Не тратя времени на выбрасывание отслужившей пыли, вымыв только руки и процедив в горсточке под ледяной струей воды монетки, как на прииске, и решив, что теперь, без матери, она сможет питаться одним мороженым хоть целую неделю – только бы в киоске у метро еще хоть что-нибудь осталось – Елена, захлопнув поскорее за собой дверь (после веника сверкающие пылинки метались в воздухе, как озверевшие сверхновые), и очень-очень осторожно, пережевывая моржово-мороженную, на до-мажор, скороговорку, притормаживая, как на таможне, на каждой бежевой меже – главное, чтоб не как бомж – об блок лбом (почему-то, всегда было безумно легко лезть вверх по лестнице: ноги как-то сами находили опору; а вот вниз – ужасно трудно! – невозможно было сосредоточиться на скучнющих ступеньках: странно было брать под арест мысли в лестничную клетку: сразу сбегали! – и не раз уже пропахивала мысли коленками; поэтому приходилось любыми, даже языколомными, исхищрениями, пригвазживать внимание ритмом к каждой ступеньке) – перелистнула лестницу – и помчалась к метро.

Нет, пуха на улице уже не было – а жаль.

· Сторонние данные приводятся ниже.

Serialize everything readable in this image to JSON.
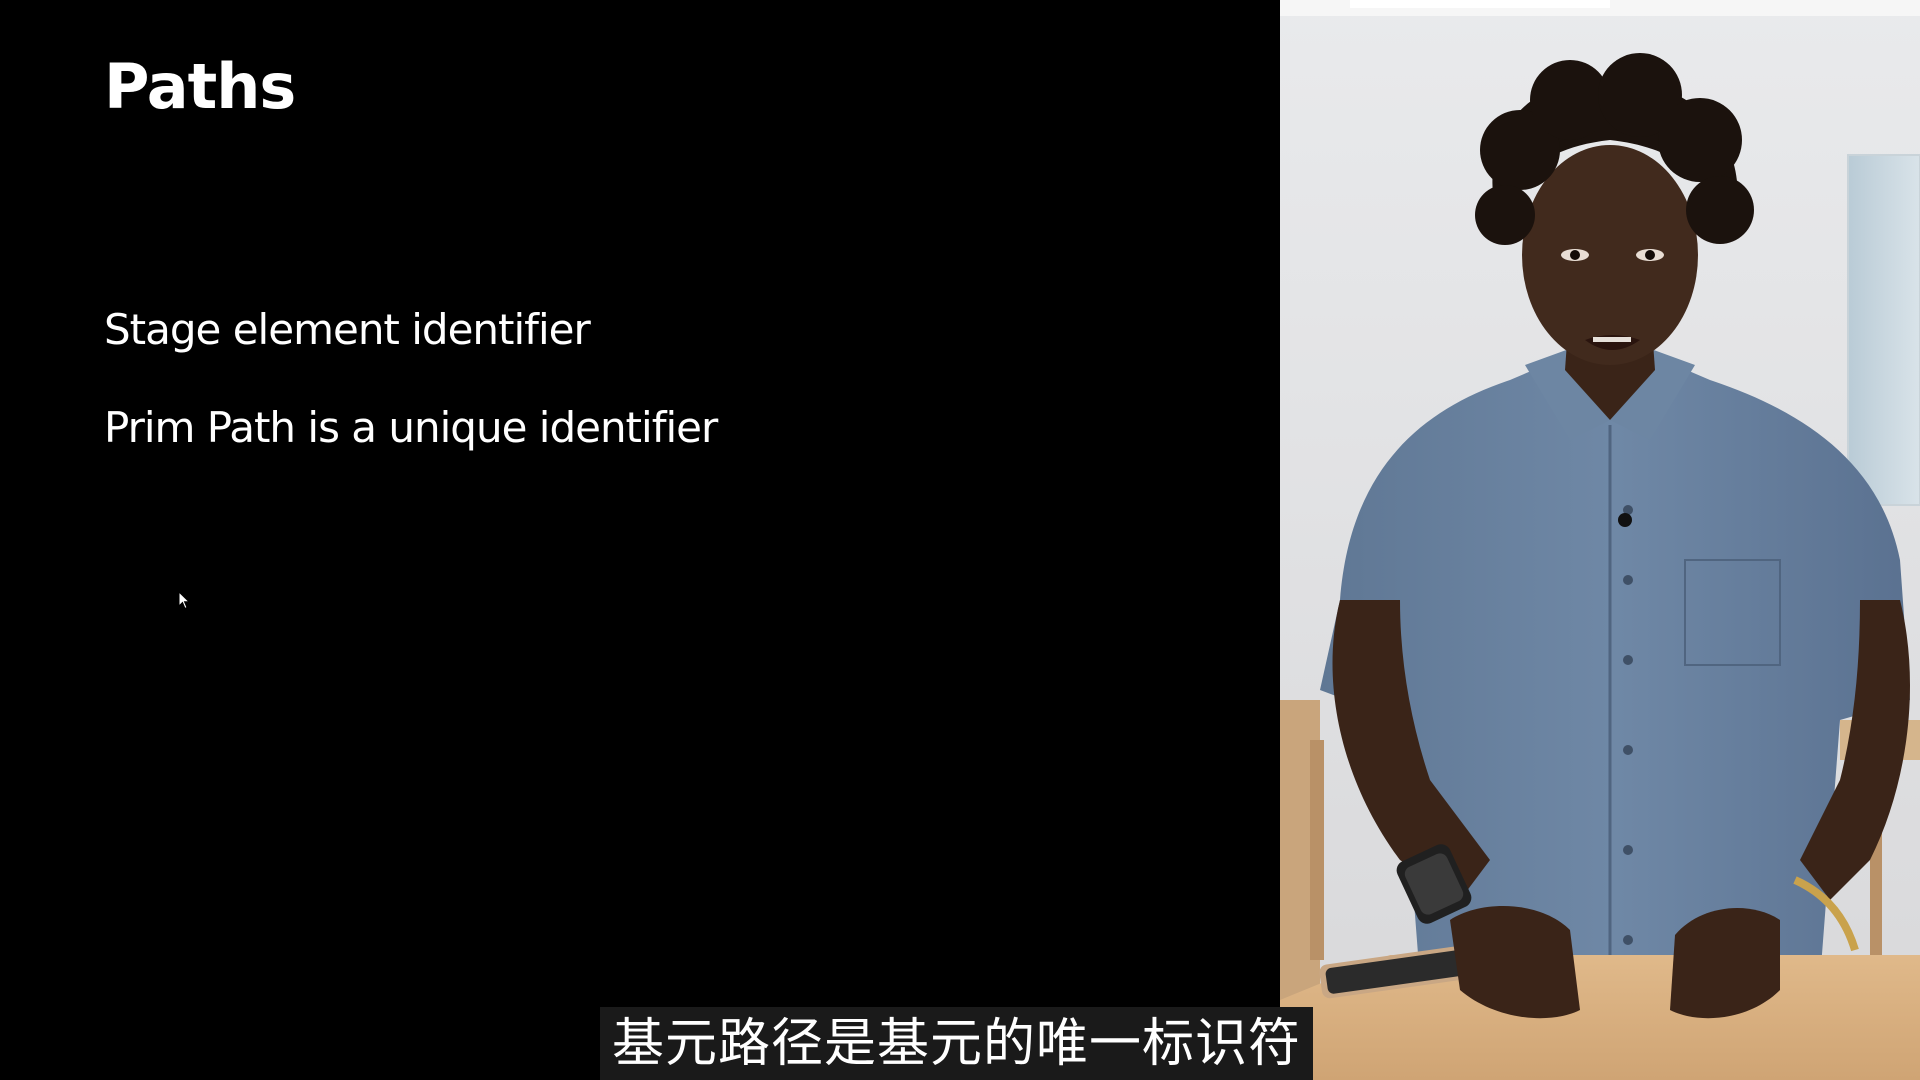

Те короткие полторы – две недели, когда над городом какие-то невидимые, но явно симпатичные дети швыряются друг в друга подушками и, хохоча, потрошат их, – она, втайне, очень любила. И вообще, любила, когда город заваливало – пухом ли, снегом, не важно. Зимой, когда из-за снегопада все ступорилось, миллионы закоренелых остолопов в одночасье становились беспомощными, и хоть на секунду переставали верить в свой распорядок и в то, что всё от них зависит. Или, вот еще когда вдруг во всей «белой башне» (как называли все в округе дом, в котором они с матерью жили – хотя и была-то эта «башня» всего лишь обычной блочной девятиэтажкой, без лифта. И «белой» назвать ее можно было лишь весьма относительно, с большой натяжкой, и по преимуществу вечером) на минутку вырубалось электричество, или, еще лучше – когда вырубалось минут на пять на всей улице. Стихийные безобидные шалости – когда от растерянности даже самые безнадежные зомби хоть на секундочку перестают быть зомби – она втайне с восторгом приветствовала: как какие-то вынужденные меры по приведению самоуверенных идиотов в чувство. Но пух, конечно, был красивей и эффективней всего: когда слепцам, на всю жизнь зажмурившимся и напялившим себе, вместо черных очков, на глаза, свое гугнивое, оксюморонное «очевидное», – и глухарям, залепившим себе мозг и уши сырым мякишем батона за тринадцать копеек, – вдруг, против всех правил и обычаев, проводили принудительный засев невероятного через нос. А высокие травы на диких газонах валяли белые валенки.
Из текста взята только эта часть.